13. Remember, to the patient who has come to you
for this problem, it is not a minor or
insignificant issue. They are in your office
requesting direction and effective treatment. As
such they deserve nothing less.

Allen Jacobs, DPM, St. Louis, MO

Other messages in this thread:


05/20/2022     Charles Morelli, DPM

OTC Topical Nail Antifungals vs. Prescription Products (Elliot Udell, DPM)

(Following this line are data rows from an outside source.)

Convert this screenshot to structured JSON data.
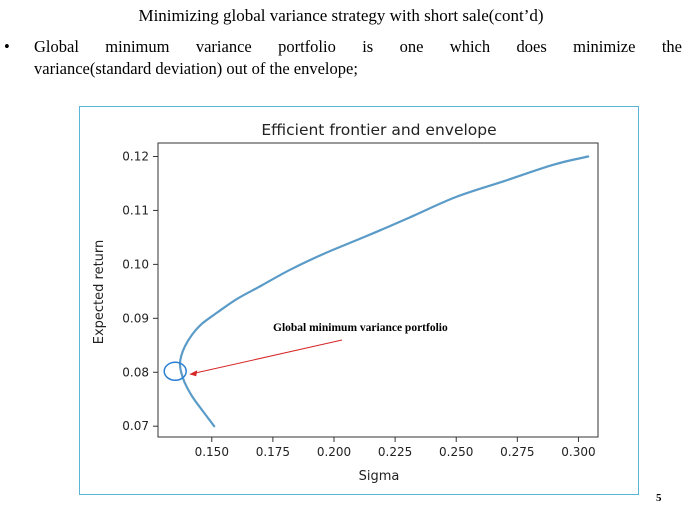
{
  "slide": {
    "title": "Minimizing global variance strategy with short sale(cont’d)",
    "bullet_symbol": "•",
    "bullet_line1": "Global minimum variance portfolio is one which does minimize the",
    "bullet_line2": "variance(standard deviation) out of the envelope;",
    "page_number": "5"
  },
  "chart_data": {
    "type": "line",
    "title": "Efficient frontier and envelope",
    "xlabel": "Sigma",
    "ylabel": "Expected return",
    "xlim": [
      0.128,
      0.308
    ],
    "ylim": [
      0.068,
      0.1225
    ],
    "xticks": [
      0.15,
      0.175,
      0.2,
      0.225,
      0.25,
      0.275,
      0.3
    ],
    "xtick_labels": [
      "0.150",
      "0.175",
      "0.200",
      "0.225",
      "0.250",
      "0.275",
      "0.300"
    ],
    "yticks": [
      0.07,
      0.08,
      0.09,
      0.1,
      0.11,
      0.12
    ],
    "ytick_labels": [
      "0.07",
      "0.08",
      "0.09",
      "0.10",
      "0.11",
      "0.12"
    ],
    "grid": false,
    "line_color": "#5b9bc8",
    "series": [
      {
        "x": [
          0.151,
          0.146,
          0.142,
          0.139,
          0.1375,
          0.137,
          0.1375,
          0.139,
          0.142,
          0.146,
          0.152,
          0.16,
          0.17,
          0.182,
          0.196,
          0.212,
          0.23,
          0.25,
          0.27,
          0.29,
          0.304
        ],
        "y": [
          0.07,
          0.073,
          0.0755,
          0.078,
          0.08,
          0.0815,
          0.083,
          0.0848,
          0.087,
          0.089,
          0.091,
          0.0935,
          0.096,
          0.099,
          0.102,
          0.105,
          0.1085,
          0.1125,
          0.1155,
          0.1185,
          0.12
        ]
      }
    ],
    "annotation": {
      "text": "Global minimum variance portfolio",
      "point_x": 0.1375,
      "point_y": 0.08,
      "arrow_color": "#d62728",
      "marker_color": "#2a7fd4"
    }
  }
}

Dr. Udell asks the question "which products are
most effective, the OTC products or the ones that
require a prescription?". My answer is
unequivocally, neither of them, and I am sure
there are many of you who disagree. That's fine.
After 32 years of practice, and with the exception
of those few patients who presents with
superficial white onychomycosis, I never see
topicals being an effective treatment for the
types of severe fungal nails that we see on a
daily basis. Certainly not infections that
permeate the nail plate, and go deep into the nail
bed.

My treatment of choice for almost 100% of patients
who want to get rid of their fungal toenails is
oral terbinafine. It is the gold standard for
onychomycosis and has been for years and after
prescribing for 3 decades, it has been proven to
be quite safe and effective. I vary between 90 day
dosing or pulse dosing for either one or two
years, depending on the patient's response. And
even patients who are afraid to take terbinafine
based on what they read on Dr. Google, will then
agree to pulse dosing as it is fewer pills and a
safer option in their minds.

At times, I will prescribe a topical after oral
terbinafine as a preventative going forward, but
for patient whose nails grow slowly and still have
a substantial amount of fungus presents after 90
days, I will give them a year of pulse dosing (7
pills every 3 months) and they get better. Then
prescribe a topical as a preventative

One of the main reasons why topicals are fair to
poor at best is due to patient compliance. Its
almost impossible to get a patient to agree to
apply a topical to their nails either once or
twice a day, depending on the product you've
chosen. It gets old very fast. Once they
understand that they are more than happy to take
terbinafine.

Take an appropriate history, rule out hepatic
disease, check their last blood test and do
another after therapy has been completed if it
puts your mind at ease. As Google will tell you
acetaminophen overdose is the leading cause for
calls to Poison Control Centers (>100,000/year)
and accounts for more than 56,000 emergency room
visits, 2,600 hospitalizations, and an estimated
458 deaths due to acute liver failure each year.""
I have never had an adverse reaction to
terbinafine because I monitor my patients, and if
and when that should happen, stop the medication
and the patient will be fine in a few days.